Now, it's difficult to concentrate on the first track of any record when the packaging smells so damn good as the crispy sugar-papery inlay of 65daysofstatic's new record. God, it's like being in year 3 and sticking a really good drawing of a Roman Centurion on the wall… Right, well, once we've rewound and put the inlay DOWN we can see what these Sheffield industrial post-rock techno disaster-masters have given us for their third full-length release. And the first track, 'When We Were Younger & Better', oh… it sounds like the last record. Well, "nothing wrong with that!"_ you'd presumably yell. And no, there's not a great deal wrong with it, and I'm not even going to hilariously 'riff' on the title's aptness, but it's all a little bit too safe to make it worth considering.
One expects, particularly with a post-rock ensemble so tipped and honed as this one, a third record to be about flexing your muscles now you're established. So yeah, ignore the complex time signatures and bombastic 5th interval guitar lines of that first track and run along straight to about 3:10 in the second track, 'A Failsafe'. Shit, that's some exhilarating drumming, as desert-dry as a thwack can come when it's nearly inaudibly accompanied by weird burblesome electronic whizzes. Then, triumph on triumph, we're back in with that familiar fists-aloft punch-along riot-cum-chorus that we know 65days do like no other. Tremendous.

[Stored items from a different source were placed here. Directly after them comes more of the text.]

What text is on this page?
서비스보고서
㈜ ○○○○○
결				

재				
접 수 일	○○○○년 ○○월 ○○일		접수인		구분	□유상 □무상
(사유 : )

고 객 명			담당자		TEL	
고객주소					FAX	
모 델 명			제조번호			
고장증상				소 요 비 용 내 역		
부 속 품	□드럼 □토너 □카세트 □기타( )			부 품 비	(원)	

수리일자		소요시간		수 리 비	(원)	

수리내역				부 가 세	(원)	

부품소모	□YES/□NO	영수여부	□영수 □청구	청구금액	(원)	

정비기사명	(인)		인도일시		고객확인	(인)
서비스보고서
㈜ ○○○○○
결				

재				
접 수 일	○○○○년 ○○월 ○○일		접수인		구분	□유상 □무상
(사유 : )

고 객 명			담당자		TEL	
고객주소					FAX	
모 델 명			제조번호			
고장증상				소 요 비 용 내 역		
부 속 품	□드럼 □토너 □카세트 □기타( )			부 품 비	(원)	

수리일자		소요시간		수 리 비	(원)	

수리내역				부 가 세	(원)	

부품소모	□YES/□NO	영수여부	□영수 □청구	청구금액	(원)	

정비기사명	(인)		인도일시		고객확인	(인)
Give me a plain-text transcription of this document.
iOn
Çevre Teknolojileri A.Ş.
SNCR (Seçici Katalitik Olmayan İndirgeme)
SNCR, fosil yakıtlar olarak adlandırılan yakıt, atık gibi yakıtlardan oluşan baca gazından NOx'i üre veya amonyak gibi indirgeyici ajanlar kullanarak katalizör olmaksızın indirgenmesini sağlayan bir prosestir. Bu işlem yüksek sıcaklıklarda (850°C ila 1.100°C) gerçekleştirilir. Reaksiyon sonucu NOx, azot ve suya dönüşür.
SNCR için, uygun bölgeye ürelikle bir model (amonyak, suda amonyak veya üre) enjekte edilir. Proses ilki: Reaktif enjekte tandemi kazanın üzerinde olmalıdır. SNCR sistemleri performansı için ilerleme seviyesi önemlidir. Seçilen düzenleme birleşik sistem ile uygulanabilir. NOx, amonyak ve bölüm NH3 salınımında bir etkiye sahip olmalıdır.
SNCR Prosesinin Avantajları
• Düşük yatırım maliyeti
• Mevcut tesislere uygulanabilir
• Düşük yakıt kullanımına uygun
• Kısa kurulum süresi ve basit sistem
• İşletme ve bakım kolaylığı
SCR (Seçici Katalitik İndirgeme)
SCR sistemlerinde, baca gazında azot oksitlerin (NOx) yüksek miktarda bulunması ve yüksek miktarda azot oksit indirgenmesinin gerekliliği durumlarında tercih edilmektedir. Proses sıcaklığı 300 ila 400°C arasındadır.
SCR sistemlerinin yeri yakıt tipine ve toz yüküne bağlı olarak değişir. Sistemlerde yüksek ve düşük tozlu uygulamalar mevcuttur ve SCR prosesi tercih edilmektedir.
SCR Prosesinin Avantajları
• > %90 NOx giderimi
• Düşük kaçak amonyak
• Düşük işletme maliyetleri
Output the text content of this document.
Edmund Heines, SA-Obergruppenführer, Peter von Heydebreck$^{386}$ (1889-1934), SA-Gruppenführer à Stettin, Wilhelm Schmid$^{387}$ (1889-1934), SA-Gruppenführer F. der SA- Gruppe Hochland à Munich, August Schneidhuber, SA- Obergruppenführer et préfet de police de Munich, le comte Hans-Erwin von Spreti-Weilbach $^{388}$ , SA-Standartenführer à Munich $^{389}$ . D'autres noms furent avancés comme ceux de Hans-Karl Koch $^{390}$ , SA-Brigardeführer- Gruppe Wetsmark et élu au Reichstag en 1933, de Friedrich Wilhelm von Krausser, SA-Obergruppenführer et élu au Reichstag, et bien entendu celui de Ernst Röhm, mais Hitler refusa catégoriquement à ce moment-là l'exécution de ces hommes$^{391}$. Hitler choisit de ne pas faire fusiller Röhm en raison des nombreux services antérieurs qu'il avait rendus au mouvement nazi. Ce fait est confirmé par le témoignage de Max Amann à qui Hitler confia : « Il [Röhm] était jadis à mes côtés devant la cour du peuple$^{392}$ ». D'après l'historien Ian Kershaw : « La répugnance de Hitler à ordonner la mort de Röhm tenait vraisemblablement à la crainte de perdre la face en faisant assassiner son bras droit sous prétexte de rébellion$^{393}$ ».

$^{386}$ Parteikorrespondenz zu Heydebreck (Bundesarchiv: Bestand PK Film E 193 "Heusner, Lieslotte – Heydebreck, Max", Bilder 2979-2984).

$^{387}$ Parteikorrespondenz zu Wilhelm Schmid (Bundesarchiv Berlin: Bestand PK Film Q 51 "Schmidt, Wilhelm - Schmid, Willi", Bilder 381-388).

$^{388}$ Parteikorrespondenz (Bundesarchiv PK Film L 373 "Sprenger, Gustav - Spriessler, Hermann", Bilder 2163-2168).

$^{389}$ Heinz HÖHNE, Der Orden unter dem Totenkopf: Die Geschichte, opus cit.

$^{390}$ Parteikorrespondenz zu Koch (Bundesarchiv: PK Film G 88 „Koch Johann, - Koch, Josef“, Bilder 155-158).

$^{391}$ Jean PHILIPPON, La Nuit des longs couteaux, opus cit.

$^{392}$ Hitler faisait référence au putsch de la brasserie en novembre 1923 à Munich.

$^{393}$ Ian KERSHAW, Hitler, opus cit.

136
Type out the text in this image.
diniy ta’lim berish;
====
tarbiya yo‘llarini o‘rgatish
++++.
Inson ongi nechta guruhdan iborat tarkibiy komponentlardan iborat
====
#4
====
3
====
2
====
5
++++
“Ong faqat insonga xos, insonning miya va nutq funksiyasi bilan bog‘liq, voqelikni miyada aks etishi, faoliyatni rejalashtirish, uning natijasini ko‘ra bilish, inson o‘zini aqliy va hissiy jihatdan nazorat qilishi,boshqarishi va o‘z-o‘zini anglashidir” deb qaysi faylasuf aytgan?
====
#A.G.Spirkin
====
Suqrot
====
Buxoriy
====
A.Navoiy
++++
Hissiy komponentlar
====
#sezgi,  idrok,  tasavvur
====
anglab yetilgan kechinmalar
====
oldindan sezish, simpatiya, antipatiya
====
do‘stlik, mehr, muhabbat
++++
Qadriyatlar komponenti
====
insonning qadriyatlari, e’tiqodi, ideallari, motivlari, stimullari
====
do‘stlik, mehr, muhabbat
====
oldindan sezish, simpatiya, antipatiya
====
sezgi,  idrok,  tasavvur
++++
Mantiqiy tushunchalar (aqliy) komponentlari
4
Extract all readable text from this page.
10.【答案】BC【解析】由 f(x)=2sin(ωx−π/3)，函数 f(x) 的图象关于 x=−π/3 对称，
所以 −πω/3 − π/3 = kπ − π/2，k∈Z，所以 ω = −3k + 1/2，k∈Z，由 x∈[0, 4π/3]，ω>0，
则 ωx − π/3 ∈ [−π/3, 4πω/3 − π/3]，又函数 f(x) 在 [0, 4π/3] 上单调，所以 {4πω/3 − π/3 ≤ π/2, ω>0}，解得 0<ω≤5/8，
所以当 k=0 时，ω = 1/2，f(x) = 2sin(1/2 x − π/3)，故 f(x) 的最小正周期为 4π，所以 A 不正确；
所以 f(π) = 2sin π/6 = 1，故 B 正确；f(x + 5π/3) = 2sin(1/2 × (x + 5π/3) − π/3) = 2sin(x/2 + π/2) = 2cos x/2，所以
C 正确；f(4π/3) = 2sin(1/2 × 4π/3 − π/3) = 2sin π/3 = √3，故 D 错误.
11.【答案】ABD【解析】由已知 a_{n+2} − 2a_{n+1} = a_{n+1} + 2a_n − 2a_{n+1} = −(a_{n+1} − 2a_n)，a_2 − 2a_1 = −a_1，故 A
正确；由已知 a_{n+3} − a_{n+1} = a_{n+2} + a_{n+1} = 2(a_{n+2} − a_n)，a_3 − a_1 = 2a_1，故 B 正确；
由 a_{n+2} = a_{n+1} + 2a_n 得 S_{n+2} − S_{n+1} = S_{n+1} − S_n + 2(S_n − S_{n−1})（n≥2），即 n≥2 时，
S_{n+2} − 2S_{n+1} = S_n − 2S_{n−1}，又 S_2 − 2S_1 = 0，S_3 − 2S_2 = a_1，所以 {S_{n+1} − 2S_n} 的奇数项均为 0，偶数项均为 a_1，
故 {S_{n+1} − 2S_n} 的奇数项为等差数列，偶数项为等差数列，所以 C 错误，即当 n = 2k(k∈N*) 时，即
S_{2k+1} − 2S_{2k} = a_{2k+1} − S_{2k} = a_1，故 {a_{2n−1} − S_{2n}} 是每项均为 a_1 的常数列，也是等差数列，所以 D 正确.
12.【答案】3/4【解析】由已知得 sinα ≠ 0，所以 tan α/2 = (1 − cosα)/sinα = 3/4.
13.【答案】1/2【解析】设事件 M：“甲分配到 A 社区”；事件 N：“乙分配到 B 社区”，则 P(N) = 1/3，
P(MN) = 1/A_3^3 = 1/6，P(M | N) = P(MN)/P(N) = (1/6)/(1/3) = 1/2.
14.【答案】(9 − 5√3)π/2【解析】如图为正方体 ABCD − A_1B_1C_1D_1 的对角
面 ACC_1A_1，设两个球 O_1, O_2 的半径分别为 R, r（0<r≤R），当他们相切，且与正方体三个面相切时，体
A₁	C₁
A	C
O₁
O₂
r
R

It doesn't last, though. Soon, we reach again for the sweet-smelling inlay littered with artwork that GY!BE would probably say is "a bit too… us". We struggle to find the outstanding moments that flowed so freely and continuously on their previous two records, and when they do come they're a little lost in a mire of Tupperware-sealed production. The Destruction of Small Ideas should probably be played unreasonably loudly at all times so it can have its full effect, but that's just not all that reasonable. We want it to be better, but the sad fact is that 65days have been done in by the very high standards they set themselves. The instant they start to coast you know the fire that fuelled previous work is in danger of being extinguished.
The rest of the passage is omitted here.